I've seen and experienced the human body face and perform under the most extreme conditions fueled on redbull, shitty coffee, and newports. Not kale, wheatgrass, and carrot juice. (Sadly there was a shortage of kale in our MRE's during sandy)

So as go over the pros and cons, I am still left without an answer. Do any of us like the job? The answer from most would probably be no. This is a imply because for many of us, this is a stepping stone. A foot in the door while we are waiting for a call to go somewhere else. There's not much of a pension and there is certainly no respect, from the job or the public. Ems are the forgotten, the step children, the ones that always just seem to be outside of the proverbial spotlight. We handle what the police don't want to, and what fire can't wait to get rid of. We work multiple jobs because one is never enough to pay the bills. But it doesn't explain what it is.
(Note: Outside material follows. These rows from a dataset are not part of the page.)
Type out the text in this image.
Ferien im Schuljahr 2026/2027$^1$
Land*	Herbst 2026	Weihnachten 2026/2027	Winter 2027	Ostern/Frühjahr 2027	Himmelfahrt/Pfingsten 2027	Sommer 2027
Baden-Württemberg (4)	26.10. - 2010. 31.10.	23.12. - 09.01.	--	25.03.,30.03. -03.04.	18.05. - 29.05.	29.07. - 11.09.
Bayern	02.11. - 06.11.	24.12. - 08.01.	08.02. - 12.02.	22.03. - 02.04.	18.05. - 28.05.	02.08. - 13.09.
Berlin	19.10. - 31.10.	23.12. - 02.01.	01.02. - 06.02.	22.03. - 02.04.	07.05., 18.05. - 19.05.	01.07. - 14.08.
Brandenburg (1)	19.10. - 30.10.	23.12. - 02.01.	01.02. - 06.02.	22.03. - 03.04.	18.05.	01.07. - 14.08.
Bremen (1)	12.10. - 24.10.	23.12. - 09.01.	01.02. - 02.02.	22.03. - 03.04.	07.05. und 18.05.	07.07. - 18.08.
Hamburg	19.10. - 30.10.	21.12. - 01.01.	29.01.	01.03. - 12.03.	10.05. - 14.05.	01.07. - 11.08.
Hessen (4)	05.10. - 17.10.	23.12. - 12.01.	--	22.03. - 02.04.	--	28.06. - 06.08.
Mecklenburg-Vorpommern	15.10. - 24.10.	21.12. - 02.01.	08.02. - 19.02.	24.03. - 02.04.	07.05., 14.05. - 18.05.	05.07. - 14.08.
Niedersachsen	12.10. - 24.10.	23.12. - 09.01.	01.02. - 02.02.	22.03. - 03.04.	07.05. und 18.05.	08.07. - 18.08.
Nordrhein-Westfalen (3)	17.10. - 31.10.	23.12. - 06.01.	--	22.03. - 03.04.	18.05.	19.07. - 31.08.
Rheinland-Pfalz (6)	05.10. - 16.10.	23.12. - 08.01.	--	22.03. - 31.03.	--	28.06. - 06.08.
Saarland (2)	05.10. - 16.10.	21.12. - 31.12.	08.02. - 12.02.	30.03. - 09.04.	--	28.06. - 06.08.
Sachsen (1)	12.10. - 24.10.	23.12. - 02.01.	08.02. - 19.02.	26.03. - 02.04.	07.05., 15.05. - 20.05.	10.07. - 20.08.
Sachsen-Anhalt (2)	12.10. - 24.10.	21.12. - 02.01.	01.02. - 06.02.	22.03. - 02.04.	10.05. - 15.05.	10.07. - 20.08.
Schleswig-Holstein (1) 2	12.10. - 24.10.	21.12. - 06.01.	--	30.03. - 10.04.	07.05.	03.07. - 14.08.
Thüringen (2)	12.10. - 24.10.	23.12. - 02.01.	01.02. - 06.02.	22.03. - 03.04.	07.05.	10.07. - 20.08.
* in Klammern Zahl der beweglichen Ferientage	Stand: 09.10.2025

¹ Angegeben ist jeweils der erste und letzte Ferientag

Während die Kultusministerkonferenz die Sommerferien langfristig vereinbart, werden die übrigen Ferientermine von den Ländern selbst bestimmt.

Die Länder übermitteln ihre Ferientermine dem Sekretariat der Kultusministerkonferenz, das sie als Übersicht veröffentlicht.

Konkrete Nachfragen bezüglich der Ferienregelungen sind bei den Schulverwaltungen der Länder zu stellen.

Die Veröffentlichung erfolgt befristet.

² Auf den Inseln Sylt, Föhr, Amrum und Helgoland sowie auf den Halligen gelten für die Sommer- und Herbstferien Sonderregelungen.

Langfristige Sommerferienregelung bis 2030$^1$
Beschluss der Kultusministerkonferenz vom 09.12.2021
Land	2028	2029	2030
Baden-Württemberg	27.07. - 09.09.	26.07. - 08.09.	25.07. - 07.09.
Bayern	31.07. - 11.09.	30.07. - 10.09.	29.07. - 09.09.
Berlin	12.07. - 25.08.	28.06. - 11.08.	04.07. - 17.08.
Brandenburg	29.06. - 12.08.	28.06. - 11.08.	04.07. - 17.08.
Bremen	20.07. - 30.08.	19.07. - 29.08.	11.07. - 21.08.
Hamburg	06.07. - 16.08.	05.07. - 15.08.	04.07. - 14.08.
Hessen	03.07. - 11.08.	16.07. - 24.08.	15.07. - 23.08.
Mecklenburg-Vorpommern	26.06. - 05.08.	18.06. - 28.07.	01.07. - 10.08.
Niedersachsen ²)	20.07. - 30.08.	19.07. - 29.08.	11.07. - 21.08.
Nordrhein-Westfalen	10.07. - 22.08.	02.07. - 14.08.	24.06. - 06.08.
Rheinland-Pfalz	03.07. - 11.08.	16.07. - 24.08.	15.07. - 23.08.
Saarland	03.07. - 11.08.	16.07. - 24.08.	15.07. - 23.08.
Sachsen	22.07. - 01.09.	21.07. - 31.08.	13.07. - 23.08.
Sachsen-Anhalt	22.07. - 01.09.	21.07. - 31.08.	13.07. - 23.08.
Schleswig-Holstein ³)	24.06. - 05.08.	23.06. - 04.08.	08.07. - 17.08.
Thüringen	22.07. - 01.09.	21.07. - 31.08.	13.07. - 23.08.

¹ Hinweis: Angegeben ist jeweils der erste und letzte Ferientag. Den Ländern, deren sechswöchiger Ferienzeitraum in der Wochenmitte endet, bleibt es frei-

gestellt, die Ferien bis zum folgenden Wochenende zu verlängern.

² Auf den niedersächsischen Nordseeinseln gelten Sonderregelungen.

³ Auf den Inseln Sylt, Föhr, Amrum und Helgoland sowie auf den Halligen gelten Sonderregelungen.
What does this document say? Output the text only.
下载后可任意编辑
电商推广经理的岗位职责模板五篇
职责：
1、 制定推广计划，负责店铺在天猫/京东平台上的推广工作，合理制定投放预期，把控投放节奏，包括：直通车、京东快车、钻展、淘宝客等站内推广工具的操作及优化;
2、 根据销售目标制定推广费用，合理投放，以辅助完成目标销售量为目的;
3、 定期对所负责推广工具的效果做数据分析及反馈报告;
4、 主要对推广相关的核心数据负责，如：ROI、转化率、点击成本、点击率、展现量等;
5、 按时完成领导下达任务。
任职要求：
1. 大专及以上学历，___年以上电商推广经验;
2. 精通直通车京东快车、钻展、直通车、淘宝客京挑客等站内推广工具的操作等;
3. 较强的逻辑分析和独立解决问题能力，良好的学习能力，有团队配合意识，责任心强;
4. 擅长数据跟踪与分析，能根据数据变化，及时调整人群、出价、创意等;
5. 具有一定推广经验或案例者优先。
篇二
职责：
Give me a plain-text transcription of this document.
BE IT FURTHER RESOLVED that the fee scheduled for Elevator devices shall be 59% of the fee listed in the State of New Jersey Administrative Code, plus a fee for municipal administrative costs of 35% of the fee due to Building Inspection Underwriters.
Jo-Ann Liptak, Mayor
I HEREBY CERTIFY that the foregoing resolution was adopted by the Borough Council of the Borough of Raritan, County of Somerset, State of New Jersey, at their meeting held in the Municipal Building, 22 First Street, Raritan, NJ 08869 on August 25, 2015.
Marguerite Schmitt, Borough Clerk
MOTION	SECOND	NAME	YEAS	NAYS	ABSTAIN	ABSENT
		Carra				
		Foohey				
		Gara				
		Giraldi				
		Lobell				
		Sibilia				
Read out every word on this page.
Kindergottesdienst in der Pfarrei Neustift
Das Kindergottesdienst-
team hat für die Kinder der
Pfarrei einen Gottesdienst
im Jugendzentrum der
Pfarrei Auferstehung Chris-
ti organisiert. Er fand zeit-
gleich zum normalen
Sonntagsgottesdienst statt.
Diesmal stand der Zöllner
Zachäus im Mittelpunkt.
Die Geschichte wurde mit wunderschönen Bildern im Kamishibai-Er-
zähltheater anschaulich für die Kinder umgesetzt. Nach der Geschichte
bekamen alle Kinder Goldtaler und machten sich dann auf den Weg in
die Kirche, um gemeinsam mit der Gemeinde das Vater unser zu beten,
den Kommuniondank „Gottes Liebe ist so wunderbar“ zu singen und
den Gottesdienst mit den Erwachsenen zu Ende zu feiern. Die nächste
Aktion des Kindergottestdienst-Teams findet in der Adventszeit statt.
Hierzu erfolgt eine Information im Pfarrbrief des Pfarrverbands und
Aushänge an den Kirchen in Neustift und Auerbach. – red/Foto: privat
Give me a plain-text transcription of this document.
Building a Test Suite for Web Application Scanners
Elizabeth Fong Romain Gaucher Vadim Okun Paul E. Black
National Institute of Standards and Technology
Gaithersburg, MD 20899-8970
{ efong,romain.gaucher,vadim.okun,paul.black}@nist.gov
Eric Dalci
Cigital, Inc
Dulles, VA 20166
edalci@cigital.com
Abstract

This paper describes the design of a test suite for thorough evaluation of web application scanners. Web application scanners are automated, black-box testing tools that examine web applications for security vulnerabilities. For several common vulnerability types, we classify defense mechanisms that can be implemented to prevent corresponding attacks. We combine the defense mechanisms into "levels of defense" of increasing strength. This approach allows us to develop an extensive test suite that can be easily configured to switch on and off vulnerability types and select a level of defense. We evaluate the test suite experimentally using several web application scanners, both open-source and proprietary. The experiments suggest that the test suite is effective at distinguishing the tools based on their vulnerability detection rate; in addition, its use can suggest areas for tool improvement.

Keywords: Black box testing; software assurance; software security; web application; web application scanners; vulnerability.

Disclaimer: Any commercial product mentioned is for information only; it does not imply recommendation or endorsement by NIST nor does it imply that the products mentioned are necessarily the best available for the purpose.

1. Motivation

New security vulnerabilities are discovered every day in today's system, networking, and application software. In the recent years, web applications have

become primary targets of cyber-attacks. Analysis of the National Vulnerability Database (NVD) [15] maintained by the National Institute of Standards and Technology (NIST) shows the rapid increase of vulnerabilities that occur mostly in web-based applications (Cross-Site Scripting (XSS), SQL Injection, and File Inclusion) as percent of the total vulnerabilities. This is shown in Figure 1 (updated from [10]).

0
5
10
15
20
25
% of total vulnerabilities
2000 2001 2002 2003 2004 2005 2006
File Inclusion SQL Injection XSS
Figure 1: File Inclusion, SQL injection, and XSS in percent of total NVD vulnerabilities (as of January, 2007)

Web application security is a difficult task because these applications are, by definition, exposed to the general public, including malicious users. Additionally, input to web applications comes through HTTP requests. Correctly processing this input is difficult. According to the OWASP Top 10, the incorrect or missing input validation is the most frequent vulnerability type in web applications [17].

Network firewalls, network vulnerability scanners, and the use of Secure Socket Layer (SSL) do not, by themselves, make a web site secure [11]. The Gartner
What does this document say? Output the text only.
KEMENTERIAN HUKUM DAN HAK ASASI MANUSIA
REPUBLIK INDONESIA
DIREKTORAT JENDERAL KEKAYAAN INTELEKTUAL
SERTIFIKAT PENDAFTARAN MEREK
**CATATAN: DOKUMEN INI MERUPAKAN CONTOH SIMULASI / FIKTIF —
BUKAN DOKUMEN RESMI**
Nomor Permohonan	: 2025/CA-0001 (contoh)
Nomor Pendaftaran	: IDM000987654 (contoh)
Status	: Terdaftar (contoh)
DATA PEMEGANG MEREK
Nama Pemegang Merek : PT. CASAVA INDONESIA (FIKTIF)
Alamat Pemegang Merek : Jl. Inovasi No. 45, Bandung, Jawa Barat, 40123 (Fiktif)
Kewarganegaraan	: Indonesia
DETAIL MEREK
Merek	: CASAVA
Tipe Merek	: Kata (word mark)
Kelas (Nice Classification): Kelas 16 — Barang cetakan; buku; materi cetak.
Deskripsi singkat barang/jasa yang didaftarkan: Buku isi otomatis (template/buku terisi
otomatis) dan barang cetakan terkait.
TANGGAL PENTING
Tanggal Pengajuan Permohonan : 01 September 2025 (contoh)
What is it that keeps us coming back for more? Why don't we just all say "fuck it" and quit? Why do we put up with the shit our jobs, patients, and union put us through? Some say that this job is a calling and to some it may. Some say it is gods work, going out and helping the weak and the lame. I don't think it's either. 

I think it's a a because we a separate type of human. A type of human who can't just turn away and give up. We don't have it in us to just give up and walk away. We are afraid to leave the people behind, we are afraid to leave each other behind. It's a bond that can't be placed into words. 

So as I stare at my Tupperware full of chili that is attempting to warm up on the dashboard, I continue to turn that question over in my head. It's a lot more than just a matter if you "like" your job or not.